Designing Time-Series Models With Hypernetworks & Adversarial Portfolios
Filip Staněk
TL;DR
This work tackles time-series forecasting under task heterogeneity by introducing MtMs, a hypernetwork-based meta-learning framework that outputs task-specific parametric models through mesa parameters. The approach enables end-to-end backpropagation to jointly optimize meta-parameters and per-task modifiers, effectively balancing global structure with local variation across assets. Empirically, MtMs demonstrates strong performance on sinusoidal regression and the M4 dataset, and achieves competitive results in the M6 forecasting challenge, while the accompanying investment strategy explores an adversarial yet risk-conscious method to improve leaderboard rankings. The study highlights the practical potential of task-conditioned parametric modeling for financial forecasting and suggests broad applicability to other meta-learning scenarios beyond finance.
Abstract
This article describes the methods that achieved 4th and 6th place in the forecasting and investment challenges, respectively, of the M6 competition, ultimately securing the 1st place in the overall duathlon ranking.

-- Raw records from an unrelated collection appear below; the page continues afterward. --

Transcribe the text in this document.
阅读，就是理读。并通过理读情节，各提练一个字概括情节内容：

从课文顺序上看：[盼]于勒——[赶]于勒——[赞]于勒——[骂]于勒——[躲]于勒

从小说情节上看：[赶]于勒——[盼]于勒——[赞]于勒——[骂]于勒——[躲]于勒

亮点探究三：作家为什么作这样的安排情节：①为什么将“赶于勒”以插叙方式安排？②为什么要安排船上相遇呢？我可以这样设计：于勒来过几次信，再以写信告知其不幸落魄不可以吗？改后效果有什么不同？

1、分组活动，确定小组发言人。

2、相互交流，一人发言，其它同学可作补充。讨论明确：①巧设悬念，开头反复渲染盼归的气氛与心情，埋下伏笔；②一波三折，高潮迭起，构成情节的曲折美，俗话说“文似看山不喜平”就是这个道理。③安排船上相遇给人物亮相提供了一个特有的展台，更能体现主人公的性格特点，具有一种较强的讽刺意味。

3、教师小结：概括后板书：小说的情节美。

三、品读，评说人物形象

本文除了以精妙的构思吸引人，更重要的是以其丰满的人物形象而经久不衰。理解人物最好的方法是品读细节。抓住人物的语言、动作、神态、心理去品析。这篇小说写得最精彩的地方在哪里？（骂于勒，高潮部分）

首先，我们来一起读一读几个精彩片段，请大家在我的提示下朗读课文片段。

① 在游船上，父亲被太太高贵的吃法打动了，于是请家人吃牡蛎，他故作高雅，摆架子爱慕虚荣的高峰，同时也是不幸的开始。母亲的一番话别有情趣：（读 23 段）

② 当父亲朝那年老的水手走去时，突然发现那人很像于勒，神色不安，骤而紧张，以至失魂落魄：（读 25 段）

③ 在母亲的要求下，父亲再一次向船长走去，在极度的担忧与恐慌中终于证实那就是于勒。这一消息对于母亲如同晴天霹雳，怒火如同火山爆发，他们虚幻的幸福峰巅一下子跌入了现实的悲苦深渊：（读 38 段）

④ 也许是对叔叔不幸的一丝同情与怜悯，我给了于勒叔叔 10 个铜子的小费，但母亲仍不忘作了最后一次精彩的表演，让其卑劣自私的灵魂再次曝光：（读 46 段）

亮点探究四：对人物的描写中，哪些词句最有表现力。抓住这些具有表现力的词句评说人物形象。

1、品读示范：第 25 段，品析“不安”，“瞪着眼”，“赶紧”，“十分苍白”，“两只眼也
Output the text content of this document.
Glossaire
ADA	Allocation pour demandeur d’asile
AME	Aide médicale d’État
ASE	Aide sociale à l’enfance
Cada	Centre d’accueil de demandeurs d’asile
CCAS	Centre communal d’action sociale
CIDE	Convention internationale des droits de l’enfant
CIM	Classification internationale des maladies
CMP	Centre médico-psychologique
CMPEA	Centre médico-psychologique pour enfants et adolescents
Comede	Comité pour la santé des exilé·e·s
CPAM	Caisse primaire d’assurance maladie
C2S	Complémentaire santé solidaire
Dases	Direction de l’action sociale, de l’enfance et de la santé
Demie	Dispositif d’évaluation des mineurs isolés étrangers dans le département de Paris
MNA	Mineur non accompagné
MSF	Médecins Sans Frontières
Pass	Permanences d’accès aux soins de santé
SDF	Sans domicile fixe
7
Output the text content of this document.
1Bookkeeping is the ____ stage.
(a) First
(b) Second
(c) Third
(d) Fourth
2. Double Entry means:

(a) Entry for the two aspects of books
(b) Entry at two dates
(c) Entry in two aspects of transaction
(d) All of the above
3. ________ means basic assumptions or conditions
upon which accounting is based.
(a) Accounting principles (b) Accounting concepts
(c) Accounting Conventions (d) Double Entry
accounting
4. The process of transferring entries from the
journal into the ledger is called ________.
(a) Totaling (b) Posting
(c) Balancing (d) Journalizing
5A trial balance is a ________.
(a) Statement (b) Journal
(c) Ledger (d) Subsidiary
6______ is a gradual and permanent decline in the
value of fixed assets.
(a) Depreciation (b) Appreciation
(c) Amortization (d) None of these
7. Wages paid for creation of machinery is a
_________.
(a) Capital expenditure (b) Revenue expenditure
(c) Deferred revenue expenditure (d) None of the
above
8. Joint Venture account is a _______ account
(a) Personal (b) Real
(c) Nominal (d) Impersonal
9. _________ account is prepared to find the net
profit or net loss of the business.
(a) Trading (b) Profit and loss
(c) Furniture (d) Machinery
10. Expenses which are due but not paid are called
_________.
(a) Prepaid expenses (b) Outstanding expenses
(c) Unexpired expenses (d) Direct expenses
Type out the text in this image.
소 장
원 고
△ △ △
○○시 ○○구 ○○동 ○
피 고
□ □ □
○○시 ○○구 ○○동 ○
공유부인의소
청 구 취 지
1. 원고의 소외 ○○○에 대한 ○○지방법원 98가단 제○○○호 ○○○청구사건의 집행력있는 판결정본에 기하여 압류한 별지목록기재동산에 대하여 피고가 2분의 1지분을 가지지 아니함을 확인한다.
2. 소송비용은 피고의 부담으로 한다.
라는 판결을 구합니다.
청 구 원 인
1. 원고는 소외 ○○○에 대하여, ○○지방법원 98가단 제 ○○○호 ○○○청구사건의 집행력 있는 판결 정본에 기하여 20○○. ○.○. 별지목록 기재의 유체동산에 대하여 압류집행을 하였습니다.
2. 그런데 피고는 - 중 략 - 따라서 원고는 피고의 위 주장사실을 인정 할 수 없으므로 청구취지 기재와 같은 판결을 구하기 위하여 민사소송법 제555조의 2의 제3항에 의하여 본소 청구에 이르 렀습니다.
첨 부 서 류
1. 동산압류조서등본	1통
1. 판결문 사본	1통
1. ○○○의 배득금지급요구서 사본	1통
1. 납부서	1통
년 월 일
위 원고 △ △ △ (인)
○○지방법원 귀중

In the forecasting challenge, we tested a novel meta-learning model that utilizes hypernetworks to design a parametric model tailored to a specific family of forecasting tasks. This approach allowed us to leverage similarities observed across individual forecasting tasks while also acknowledging potential heterogeneity in their data generating processes. The model's training can be directly performed with backpropagation, eliminating the need for reliance on higher-order derivatives and is equivalent to a simultaneous search over the space of parametric functions and their optimal parameter values. The proposed model's capabilities extend beyond M6, demonstrating superiority over state-of-the-art meta-learning methods in the sinusoidal regression task and outperforming conventional parametric models on time-series from the M4 competition. In the investment challenge, we adjusted portfolio weights to induce greater or smaller correlation between our submission and that of other participants, depending on the current ranking, aiming to maximize the probability of achieving a good rank.